Date: 2016-02-01
Type of information: Publication of results in a medical journal
phase: 3
Announcement: publication of results in Blood
Company: Jazz Pharmaceuticals (Ireland)
Product: Defitelio®(defibrotide)
Action
mechanism: Defibrotide is the sodium salt of a complex mixture of single-stranded oligodeoxyribonucleotides derived from porcine mucosal DNA. It has protective effects on vascular endothelial cells, particularly those of small vessels. It has extensive beneficial pharmacological effects owing to its antithrombotic, anti-inflammatory and antiischemic properties.

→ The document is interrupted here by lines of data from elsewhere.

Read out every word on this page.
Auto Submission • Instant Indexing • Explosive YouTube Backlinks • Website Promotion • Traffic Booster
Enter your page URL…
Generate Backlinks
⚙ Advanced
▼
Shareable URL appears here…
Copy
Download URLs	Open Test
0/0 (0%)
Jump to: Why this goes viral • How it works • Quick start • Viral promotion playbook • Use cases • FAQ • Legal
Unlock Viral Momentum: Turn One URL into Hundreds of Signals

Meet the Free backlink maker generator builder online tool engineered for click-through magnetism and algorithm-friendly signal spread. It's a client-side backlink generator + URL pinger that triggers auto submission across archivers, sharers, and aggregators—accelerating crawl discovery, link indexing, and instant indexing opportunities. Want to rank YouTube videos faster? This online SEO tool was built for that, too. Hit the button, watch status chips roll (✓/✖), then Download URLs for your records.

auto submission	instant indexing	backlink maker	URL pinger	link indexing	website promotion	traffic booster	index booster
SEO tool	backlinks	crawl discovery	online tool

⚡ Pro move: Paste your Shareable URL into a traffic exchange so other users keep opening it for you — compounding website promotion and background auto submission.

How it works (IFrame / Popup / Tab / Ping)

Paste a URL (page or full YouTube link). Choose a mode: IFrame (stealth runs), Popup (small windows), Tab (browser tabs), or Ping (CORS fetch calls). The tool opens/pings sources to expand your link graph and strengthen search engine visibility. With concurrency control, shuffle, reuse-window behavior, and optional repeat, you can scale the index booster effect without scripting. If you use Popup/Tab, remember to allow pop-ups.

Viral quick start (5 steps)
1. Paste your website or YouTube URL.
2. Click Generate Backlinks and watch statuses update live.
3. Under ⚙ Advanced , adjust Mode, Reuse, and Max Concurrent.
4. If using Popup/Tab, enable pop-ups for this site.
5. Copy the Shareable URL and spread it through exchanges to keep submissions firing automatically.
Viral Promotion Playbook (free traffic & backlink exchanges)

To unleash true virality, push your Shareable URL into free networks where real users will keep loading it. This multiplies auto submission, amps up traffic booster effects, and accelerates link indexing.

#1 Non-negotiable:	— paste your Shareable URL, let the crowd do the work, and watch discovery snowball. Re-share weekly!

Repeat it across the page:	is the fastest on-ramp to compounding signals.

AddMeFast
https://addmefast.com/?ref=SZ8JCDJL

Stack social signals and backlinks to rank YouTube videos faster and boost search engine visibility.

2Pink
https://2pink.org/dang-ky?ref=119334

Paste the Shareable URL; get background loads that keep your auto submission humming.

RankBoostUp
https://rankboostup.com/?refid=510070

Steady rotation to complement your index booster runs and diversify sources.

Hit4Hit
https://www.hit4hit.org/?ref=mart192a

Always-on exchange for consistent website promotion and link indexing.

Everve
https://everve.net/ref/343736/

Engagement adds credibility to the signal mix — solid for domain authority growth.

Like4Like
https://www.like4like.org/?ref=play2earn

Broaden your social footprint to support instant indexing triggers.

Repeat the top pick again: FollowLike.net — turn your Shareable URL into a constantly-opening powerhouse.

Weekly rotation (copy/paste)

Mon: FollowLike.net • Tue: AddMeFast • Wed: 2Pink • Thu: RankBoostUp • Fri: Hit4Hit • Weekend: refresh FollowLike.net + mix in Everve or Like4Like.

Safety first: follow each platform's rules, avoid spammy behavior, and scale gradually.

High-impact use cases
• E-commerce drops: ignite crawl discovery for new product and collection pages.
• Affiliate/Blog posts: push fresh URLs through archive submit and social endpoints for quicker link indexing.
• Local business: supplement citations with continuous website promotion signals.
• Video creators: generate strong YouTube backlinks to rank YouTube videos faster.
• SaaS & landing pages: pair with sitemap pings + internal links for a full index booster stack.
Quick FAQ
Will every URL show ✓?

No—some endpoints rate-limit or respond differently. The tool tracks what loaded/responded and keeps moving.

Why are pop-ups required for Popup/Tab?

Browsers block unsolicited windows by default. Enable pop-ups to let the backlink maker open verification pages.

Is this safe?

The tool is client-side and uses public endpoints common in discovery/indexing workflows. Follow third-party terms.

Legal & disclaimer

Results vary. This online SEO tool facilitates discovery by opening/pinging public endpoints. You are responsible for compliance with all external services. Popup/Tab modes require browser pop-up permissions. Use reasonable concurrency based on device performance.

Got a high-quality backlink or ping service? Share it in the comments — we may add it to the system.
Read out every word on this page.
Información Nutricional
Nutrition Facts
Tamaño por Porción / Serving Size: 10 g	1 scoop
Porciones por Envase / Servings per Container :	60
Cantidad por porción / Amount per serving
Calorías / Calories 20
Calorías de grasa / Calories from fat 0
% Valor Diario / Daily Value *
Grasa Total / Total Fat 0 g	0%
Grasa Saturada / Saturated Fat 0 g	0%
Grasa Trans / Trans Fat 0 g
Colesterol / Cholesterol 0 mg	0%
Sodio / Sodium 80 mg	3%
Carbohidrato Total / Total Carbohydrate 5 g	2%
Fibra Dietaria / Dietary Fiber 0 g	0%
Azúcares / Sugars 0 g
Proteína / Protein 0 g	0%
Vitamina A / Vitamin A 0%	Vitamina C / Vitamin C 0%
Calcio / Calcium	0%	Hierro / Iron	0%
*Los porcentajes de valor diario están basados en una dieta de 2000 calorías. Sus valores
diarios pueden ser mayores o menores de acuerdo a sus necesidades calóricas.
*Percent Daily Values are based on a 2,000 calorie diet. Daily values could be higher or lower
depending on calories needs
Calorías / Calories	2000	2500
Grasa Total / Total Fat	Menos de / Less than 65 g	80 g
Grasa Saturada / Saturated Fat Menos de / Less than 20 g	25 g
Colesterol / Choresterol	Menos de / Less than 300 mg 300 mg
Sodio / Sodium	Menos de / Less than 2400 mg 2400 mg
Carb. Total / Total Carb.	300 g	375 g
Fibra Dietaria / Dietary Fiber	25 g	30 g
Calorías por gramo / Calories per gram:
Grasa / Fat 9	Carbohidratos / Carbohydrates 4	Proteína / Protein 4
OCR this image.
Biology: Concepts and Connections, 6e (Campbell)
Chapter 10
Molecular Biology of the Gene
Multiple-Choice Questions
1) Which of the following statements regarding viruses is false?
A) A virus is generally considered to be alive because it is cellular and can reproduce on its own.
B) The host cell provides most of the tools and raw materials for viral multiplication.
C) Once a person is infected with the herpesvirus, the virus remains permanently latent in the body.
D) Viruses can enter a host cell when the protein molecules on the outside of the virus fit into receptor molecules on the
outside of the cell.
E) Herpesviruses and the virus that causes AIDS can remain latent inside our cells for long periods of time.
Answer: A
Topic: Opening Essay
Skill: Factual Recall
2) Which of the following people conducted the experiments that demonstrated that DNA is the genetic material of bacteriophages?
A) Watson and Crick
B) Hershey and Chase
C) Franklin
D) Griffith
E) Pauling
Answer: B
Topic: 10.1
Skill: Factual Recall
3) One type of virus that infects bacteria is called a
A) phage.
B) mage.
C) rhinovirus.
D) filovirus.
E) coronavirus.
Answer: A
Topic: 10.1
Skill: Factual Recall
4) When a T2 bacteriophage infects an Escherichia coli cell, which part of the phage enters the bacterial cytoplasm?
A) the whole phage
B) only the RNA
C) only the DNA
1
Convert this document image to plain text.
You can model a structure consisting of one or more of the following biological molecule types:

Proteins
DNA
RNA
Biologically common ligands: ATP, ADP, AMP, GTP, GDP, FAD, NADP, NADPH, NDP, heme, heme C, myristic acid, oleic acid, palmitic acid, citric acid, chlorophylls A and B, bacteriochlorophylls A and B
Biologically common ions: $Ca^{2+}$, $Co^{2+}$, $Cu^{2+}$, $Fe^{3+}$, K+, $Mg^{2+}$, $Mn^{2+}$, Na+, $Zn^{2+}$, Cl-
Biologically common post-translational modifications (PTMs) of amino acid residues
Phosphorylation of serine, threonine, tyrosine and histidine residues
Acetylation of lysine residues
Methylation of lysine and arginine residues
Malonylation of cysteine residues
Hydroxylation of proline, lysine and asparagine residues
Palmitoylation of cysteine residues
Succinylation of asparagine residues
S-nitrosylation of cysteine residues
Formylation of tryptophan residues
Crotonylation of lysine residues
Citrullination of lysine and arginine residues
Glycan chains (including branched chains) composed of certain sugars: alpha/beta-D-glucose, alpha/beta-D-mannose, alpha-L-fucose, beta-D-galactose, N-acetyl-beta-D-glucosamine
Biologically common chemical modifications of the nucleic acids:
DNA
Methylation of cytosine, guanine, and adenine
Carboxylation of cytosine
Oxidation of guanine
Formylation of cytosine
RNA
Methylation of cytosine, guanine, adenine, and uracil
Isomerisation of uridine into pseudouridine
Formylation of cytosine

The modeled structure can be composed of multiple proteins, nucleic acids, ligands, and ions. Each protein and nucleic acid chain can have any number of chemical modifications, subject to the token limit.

Disease: severe veno-occlusive disease (VOD) in patients undergoing haematopoietic (blood) stem-cell transplantation
Therapeutic area: Cardiovascular diseases - Rare diseases
Country:
Trial
details: The phase 3 study investigated the safety and efficacy of defibrotide in adult and pediatric patients with established hepatic VOD/SOS with MOF. Patients (n=102) given 25 mg/kg/day defibrotide were compared with 32 historical controls identified from review of medical charts of HSCT patients by an independent medical review committee, blinded to outcome.
Latest
news: * On February 1, 2016, Jazz Pharmaceuticals announced that data from the phase 3 pivotal study of defibrotide were published online in Blood, the Journal of the American Society of Hematology (ASH). The data demonstrated that defibrotide use in patients with hepatic veno-occlusive (VOD), also known as sinusoidal obstruction syndrome (SOS), with multi-organ failure (MOF) post-hematopoietic stem-cell transplantation (HSCT) was associated with a statistically significant improvement in Day +100 survival and in rate of complete response (CR) by Day +100, compared with rigorously selected historical controls. Defibrotide was associated with a statistically significant improvement in Day +100 post-HSCT survival, the primary endpoint, compared to the historical controls. The estimated between-group difference in Day +100 survival was 23.0% (95.1% confidence interval (CI): 5.2%-40.8%; P=.0109), using a propensity-adjusted analysis. The difference of complete response (CR) rates by Day +100 post-HSCT, a secondary endpoint, resulted in an estimated between-group difference adjusted for propensity score of 19.0% (95.1% CI: 3.5 - 34.6; P=.0160). Median duration of treatment with defibrotide was 21.5 days. Hypotension was the most common adverse event in both groups (39.2% with defibrotide and 50.0% for historical controls). Related adverse events included hemorrhage and hypotension. There was no difference in the incidence of common hemorrhagic events between defibrotide and the historical controls.